Your entire THEORY is based on the idea that we will rise from this recession fairy soon. It isn't going to happen, and no amount of Libertarian fiscal policy will change that. All it will do is make the lives of the majority of Americans worse.
But you are going to get your wish. Rick Perry will be our next president. He wins the south from top to bottom. And then the country will see the despair inherent in your ideas. The biggest problem is that Ginsburg will retire after the next election, and you will have a majority on the Supreme Court that will make it impossible for your destruction to be undone. I can foresee a constitutional balanced budget amendment AND a 2/3rds vote needed to increase taxes that cannot be undone. Not to mention the idiocy of conservative social policy ruling the land. We are screwed.
Too bad we don't have actual leadership in the Oval office. Take a look at JFK and compare to what we have today;
http://www.youtube.com/watch?v=aEdXrfIMdiU
Can you imagine how JFK would be absolutely savaged today?
You cannot compare a time of economic prosperity with today. Nice strawman. However, you will get no argument from me that Obama has shown weak leadership.
P.S. Can you imagine how Ronald Reagan would be savaged today by your side?
Tax all personal income over $200,000 and you will wind up with something like 1 Trillion dollars (slightly less, I believe). So additional revenue solves very little. We need the eonomy back to needing more labor. End of.

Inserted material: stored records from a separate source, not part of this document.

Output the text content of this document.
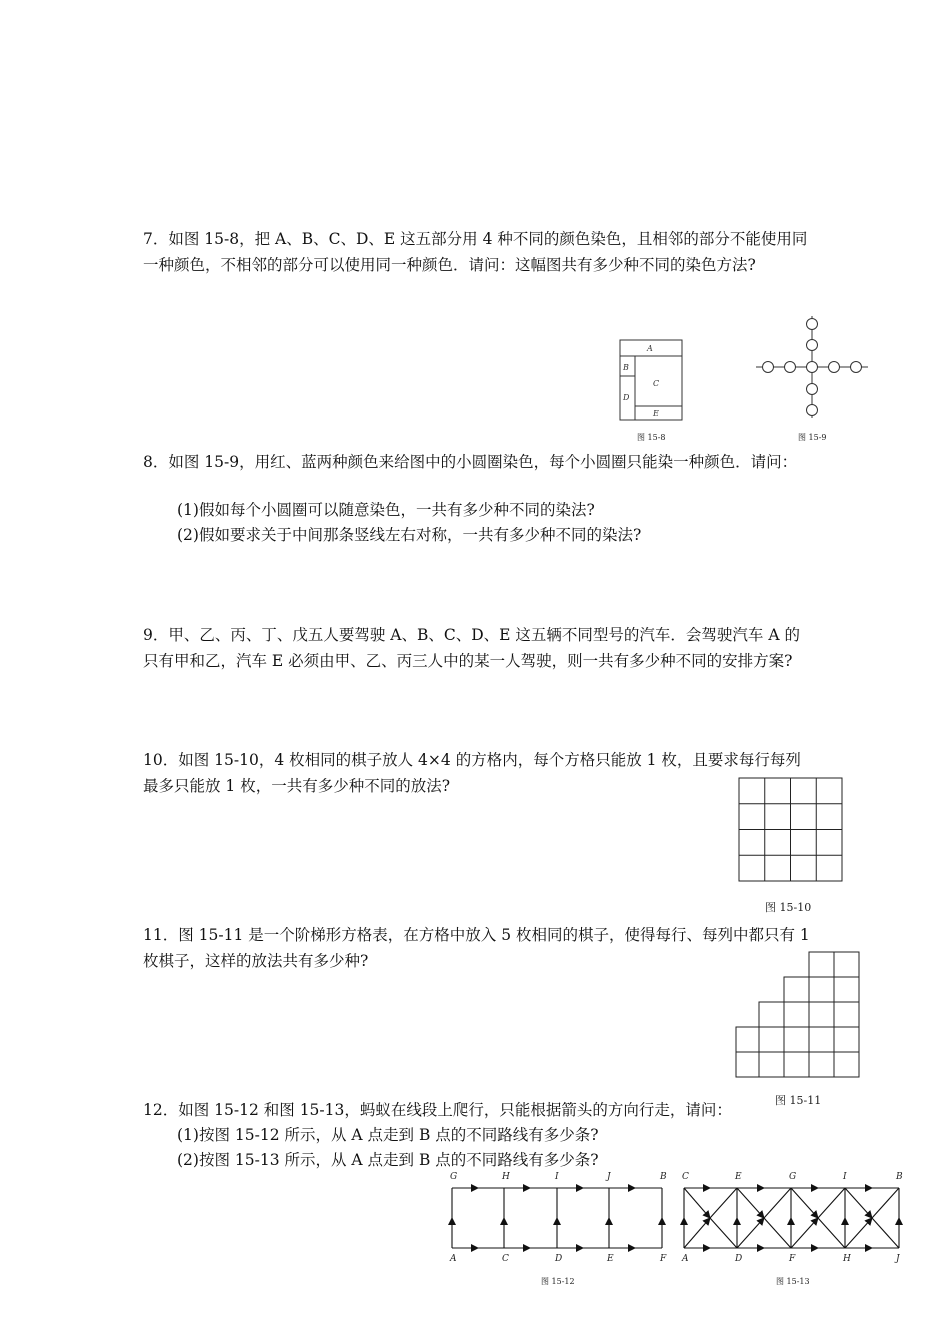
7．如图 15-8，把 A、B、C、D、E 这五部分用 4 种不同的颜色染色，且相邻的部分不能使用同一种颜色，不相邻的部分可以使用同一种颜色．请问：这幅图共有多少种不同的染色方法?

A
B
C
D
E
图 15-8	图 15-9

8．如图 15-9，用红、蓝两种颜色来给图中的小圆圈染色，每个小圆圈只能染一种颜色．请问：

(1)假如每个小圆圈可以随意染色，一共有多少种不同的染法?

(2)假如要求关于中间那条竖线左右对称，一共有多少种不同的染法?

9．甲、乙、丙、丁、戊五人要驾驶 A、B、C、D、E 这五辆不同型号的汽车．会驾驶汽车 A 的只有甲和乙，汽车 E 必须由甲、乙、丙三人中的某一人驾驶，则一共有多少种不同的安排方案?

10．如图 15-10，4 枚相同的棋子放人 4×4 的方格内，每个方格只能放 1 枚，且要求每行每列最多只能放 1 枚，一共有多少种不同的放法?

图 15-10

11．图 15-11 是一个阶梯形方格表，在方格中放入 5 枚相同的棋子，使得每行、每列中都只有 1 枚棋子，这样的放法共有多少种?

图 15-11

12．如图 15-12 和图 15-13，蚂蚁在线段上爬行，只能根据箭头的方向行走，请问：

(1)按图 15-12 所示，从 A 点走到 B 点的不同路线有多少条?

(2)按图 15-13 所示，从 A 点走到 B 点的不同路线有多少条?

G	H	I	J	B
A	C	D	E	F
图 15-12
C	E	G	I	B
A	D	F	H	J
图 15-13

S&P told you to balance the budget which was of course declared "dead on arrival" by your side. Yet it's my fault.
Okay.
Cut, Cap, and Balance was idiotic and unworkable, but other than that...
No, what they said is that the atmosphere is so toxic that there is no shot at cutting the deficit. Even they aren't stupid enough to believe that a government that large will ever be able to sustain an ongoing balanced budget. They said that there wasn't a real chance of closing the gap. You cannot close the gap without increasing revenue unless you are basing your THEORY on PRETEND numbers.